Keep the commitment fees on loans in check


dnstate2103

President William Ruto, Deputy President Rigathi Gachagua and Prime Cabinet Secretary Musalia Mudavadi and a host of Cabinet Secretaries during a Cabinet Meeting held at State House Nairobi. PHOTO | PCS

President William Ruto’s administration has suspended or scaled down dozens of projects such as roads initiated by the previous administration, a move that has seen a number of ministries fail to absorb their development funds.

This has led to a buildup in undrawn external loans that have continued to incur commitment fees annually, with the burden increased by the continued weakening of the shilling against the dollar.

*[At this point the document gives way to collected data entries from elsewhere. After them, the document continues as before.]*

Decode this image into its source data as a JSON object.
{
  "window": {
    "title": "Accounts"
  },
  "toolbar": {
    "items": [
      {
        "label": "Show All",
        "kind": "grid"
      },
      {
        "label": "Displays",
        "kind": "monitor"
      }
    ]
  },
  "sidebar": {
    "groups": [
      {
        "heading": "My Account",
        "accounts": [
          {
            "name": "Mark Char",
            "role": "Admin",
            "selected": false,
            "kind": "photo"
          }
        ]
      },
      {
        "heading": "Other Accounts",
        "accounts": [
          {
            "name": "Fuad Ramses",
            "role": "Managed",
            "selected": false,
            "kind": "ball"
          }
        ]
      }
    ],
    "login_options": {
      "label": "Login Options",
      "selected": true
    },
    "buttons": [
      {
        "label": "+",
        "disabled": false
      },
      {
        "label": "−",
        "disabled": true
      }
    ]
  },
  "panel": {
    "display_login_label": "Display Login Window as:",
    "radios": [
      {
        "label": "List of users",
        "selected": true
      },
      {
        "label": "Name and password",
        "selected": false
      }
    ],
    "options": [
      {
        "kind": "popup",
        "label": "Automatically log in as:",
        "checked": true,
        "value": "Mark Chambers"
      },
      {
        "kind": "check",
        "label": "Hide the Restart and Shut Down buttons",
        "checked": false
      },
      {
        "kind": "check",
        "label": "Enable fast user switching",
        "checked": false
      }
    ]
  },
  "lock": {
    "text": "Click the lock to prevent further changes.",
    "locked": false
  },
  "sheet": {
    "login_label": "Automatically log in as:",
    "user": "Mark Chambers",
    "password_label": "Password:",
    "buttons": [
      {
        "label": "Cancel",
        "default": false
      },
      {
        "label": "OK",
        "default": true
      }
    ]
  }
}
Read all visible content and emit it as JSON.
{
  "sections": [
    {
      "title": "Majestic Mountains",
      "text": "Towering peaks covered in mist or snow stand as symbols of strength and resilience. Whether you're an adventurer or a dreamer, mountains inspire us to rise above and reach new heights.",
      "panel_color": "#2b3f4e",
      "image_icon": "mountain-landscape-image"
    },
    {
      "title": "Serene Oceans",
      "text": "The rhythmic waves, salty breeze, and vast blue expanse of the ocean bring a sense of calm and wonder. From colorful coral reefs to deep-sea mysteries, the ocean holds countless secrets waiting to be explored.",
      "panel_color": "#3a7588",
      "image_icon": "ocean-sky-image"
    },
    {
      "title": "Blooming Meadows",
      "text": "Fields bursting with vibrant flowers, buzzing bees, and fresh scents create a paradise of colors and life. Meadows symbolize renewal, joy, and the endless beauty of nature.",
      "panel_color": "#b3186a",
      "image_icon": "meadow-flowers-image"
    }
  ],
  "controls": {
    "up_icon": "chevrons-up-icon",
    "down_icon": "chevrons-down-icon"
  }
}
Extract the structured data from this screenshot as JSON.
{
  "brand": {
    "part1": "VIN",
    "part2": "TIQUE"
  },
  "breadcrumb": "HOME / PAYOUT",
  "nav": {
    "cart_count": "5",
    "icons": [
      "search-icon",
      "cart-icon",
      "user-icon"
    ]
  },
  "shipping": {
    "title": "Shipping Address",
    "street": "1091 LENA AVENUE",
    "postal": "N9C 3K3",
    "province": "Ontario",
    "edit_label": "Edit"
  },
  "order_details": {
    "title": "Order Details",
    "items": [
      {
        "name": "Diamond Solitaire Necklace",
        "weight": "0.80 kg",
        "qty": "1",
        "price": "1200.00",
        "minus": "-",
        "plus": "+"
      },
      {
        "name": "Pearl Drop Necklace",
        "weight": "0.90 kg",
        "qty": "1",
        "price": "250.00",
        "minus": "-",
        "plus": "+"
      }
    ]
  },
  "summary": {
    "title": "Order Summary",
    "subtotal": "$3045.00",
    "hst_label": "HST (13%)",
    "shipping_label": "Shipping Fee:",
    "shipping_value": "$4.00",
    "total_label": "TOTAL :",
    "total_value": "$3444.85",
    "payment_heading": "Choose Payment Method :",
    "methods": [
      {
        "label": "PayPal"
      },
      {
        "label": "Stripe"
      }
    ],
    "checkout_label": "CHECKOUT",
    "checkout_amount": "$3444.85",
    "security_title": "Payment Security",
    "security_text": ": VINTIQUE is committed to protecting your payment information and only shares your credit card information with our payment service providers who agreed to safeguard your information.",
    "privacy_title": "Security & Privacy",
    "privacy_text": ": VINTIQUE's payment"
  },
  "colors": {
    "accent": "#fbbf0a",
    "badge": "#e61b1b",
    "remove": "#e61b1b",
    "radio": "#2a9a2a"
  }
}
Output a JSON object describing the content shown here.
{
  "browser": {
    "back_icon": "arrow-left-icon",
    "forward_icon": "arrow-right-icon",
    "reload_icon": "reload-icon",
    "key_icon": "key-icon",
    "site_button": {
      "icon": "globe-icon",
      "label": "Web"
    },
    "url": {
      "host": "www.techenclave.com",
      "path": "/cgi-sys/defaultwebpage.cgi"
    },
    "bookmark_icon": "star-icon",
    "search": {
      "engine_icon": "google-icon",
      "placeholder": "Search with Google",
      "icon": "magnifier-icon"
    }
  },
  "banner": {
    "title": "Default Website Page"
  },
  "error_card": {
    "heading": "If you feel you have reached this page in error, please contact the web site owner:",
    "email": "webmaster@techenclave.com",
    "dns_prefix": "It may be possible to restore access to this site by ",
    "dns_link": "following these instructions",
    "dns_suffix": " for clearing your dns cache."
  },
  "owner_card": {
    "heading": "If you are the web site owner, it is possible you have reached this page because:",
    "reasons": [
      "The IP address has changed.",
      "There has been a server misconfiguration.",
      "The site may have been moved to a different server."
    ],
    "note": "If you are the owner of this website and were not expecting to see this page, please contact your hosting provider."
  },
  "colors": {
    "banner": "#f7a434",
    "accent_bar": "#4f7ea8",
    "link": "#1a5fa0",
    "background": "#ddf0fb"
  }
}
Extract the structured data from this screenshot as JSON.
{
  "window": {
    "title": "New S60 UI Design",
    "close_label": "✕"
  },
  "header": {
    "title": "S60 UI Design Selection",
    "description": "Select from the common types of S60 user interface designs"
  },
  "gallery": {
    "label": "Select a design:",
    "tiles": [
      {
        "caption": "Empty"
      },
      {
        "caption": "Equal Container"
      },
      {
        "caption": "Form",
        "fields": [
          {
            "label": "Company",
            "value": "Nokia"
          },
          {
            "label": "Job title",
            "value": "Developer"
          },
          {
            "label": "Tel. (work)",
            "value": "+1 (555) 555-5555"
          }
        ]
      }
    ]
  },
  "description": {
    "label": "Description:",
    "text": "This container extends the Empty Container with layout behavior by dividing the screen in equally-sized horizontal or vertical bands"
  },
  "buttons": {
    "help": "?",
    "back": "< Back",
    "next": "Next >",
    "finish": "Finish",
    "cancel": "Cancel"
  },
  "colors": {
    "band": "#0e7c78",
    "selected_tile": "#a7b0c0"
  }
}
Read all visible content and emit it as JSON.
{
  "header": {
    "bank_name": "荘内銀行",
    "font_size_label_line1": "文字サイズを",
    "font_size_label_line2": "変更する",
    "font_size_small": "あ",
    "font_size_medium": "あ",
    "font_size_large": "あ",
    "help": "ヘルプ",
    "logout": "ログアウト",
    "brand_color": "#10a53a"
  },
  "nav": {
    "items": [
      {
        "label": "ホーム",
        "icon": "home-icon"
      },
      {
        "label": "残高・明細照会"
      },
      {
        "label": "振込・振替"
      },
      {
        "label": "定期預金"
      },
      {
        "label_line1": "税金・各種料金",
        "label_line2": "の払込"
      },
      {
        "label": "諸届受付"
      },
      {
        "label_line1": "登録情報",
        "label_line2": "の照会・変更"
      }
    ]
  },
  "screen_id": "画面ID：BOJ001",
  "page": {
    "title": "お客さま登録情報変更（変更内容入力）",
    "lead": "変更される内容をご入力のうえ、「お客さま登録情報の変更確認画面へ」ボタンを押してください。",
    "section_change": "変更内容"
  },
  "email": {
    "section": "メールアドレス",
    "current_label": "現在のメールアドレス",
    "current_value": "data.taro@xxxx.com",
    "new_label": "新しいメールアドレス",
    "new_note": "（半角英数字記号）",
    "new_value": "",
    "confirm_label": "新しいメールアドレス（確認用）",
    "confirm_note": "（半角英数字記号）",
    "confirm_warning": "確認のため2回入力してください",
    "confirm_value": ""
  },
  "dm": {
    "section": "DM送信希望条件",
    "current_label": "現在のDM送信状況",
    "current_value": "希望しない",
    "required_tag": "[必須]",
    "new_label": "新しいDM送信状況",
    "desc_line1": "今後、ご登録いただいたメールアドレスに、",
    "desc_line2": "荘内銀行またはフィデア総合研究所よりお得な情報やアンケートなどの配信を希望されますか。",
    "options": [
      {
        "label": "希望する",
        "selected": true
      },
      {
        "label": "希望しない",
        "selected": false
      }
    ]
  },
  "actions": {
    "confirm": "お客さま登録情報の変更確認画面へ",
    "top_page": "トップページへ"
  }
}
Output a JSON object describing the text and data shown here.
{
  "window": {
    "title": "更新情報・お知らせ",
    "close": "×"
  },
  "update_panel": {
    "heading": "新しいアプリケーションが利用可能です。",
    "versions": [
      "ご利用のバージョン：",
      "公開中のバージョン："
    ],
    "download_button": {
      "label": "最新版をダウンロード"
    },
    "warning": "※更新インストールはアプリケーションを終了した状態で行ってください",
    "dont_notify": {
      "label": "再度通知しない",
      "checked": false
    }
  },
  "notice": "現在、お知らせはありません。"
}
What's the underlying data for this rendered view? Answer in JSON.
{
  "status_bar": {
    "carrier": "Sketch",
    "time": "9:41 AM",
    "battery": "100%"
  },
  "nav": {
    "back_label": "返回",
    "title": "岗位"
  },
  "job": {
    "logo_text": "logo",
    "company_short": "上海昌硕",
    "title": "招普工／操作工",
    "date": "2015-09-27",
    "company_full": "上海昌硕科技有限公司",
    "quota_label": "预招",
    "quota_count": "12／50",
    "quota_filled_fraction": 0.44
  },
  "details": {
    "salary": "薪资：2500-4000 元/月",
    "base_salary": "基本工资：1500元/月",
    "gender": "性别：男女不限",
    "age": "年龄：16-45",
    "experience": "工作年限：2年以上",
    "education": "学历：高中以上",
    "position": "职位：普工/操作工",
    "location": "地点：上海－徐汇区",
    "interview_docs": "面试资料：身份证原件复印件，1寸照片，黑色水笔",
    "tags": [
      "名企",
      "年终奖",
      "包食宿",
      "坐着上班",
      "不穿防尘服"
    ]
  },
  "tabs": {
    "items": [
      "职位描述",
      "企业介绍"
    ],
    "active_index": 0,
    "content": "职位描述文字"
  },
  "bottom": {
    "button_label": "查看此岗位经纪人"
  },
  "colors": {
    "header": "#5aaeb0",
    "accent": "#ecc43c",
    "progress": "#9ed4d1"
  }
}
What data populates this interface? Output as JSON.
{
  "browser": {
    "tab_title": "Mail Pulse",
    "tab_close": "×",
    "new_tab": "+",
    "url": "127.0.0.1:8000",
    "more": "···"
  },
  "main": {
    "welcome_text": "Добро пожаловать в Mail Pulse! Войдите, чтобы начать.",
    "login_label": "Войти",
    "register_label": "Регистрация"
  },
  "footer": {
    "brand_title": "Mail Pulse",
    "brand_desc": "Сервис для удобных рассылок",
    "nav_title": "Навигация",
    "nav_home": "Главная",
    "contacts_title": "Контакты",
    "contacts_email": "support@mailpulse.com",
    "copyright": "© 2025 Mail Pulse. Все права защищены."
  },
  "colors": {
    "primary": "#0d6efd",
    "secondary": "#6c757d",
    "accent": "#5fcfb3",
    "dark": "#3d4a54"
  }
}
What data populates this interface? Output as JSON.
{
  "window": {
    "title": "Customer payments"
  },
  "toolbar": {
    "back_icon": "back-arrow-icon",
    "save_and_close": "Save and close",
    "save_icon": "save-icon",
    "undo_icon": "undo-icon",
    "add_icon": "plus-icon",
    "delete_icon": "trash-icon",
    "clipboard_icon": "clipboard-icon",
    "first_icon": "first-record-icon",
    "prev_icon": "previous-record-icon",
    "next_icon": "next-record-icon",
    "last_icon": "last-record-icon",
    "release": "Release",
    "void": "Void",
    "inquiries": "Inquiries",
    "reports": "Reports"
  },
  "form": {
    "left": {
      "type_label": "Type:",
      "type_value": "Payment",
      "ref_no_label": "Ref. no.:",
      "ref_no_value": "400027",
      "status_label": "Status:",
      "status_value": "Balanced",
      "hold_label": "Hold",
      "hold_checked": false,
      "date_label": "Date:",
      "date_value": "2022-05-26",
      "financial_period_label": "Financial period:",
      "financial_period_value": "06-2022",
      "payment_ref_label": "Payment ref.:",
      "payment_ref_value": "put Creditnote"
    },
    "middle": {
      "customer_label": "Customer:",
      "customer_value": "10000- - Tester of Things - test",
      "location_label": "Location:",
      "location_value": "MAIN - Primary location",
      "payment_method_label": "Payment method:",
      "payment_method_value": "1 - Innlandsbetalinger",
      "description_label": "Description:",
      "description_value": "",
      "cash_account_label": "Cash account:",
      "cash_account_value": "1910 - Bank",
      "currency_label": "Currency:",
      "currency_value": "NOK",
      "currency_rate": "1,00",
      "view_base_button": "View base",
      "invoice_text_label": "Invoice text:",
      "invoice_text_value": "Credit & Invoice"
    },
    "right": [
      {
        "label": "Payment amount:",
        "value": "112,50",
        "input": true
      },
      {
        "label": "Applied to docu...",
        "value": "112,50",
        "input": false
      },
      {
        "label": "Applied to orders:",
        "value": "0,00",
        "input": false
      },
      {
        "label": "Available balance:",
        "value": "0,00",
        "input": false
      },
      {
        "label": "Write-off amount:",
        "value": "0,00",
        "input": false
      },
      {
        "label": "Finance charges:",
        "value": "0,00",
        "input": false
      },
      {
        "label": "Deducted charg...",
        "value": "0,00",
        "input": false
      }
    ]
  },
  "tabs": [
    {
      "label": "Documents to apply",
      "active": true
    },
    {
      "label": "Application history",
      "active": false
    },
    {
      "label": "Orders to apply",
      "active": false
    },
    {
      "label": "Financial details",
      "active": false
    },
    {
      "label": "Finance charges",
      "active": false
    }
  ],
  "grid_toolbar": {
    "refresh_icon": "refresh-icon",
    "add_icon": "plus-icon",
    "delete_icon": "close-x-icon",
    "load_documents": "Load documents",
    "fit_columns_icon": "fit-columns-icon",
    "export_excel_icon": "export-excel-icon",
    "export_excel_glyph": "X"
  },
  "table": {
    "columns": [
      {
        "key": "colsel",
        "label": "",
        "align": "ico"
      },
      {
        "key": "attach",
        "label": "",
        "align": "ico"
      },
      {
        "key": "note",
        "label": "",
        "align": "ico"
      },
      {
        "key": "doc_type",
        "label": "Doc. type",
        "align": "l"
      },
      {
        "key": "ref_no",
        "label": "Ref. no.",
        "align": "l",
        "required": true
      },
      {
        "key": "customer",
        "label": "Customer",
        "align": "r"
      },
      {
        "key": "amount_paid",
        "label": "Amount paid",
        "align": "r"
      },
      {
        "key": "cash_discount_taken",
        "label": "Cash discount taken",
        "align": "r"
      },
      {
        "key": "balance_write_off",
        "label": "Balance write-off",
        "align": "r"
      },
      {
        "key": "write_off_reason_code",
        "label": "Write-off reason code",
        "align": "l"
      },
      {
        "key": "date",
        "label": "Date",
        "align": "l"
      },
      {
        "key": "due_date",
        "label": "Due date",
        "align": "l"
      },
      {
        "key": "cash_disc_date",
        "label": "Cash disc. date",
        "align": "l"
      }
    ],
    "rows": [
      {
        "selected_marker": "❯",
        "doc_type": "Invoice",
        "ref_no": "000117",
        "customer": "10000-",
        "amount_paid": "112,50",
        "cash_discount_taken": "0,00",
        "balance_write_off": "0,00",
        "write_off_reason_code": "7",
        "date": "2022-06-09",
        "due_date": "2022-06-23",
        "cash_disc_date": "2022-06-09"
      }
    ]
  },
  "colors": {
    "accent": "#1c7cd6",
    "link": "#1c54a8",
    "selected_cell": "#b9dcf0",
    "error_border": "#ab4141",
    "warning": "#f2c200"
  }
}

Parliament was in February told the Treasury had paid Sh3.35 billion in commitment fees in the last three years, putting a strain on public coffers.

The Treasury needs to ensure that programmes and projects are ready for execution before committing the government to the loans.

Further, the Treasury should ensure that projects proposed by the ministries, agencies and State corporations are vetted before a final decision is made on the size, mode of funding and when to initiate them.

In addition, agencies implementing the projects should put proper mechanisms in place to enable the absorption of credit within the agreed timeframe to cut the commitment fees.

Such checks will ensure the State pays commitment fees towards loans it has a clear picture of the projects that will be funded and when they are to start.

Tighter checks will identify projects that have not been properly appraised, helping taxpayers to get value for money.

The Treasury should also consider cancelling some of the undrawn loans where there has been a change in project plans.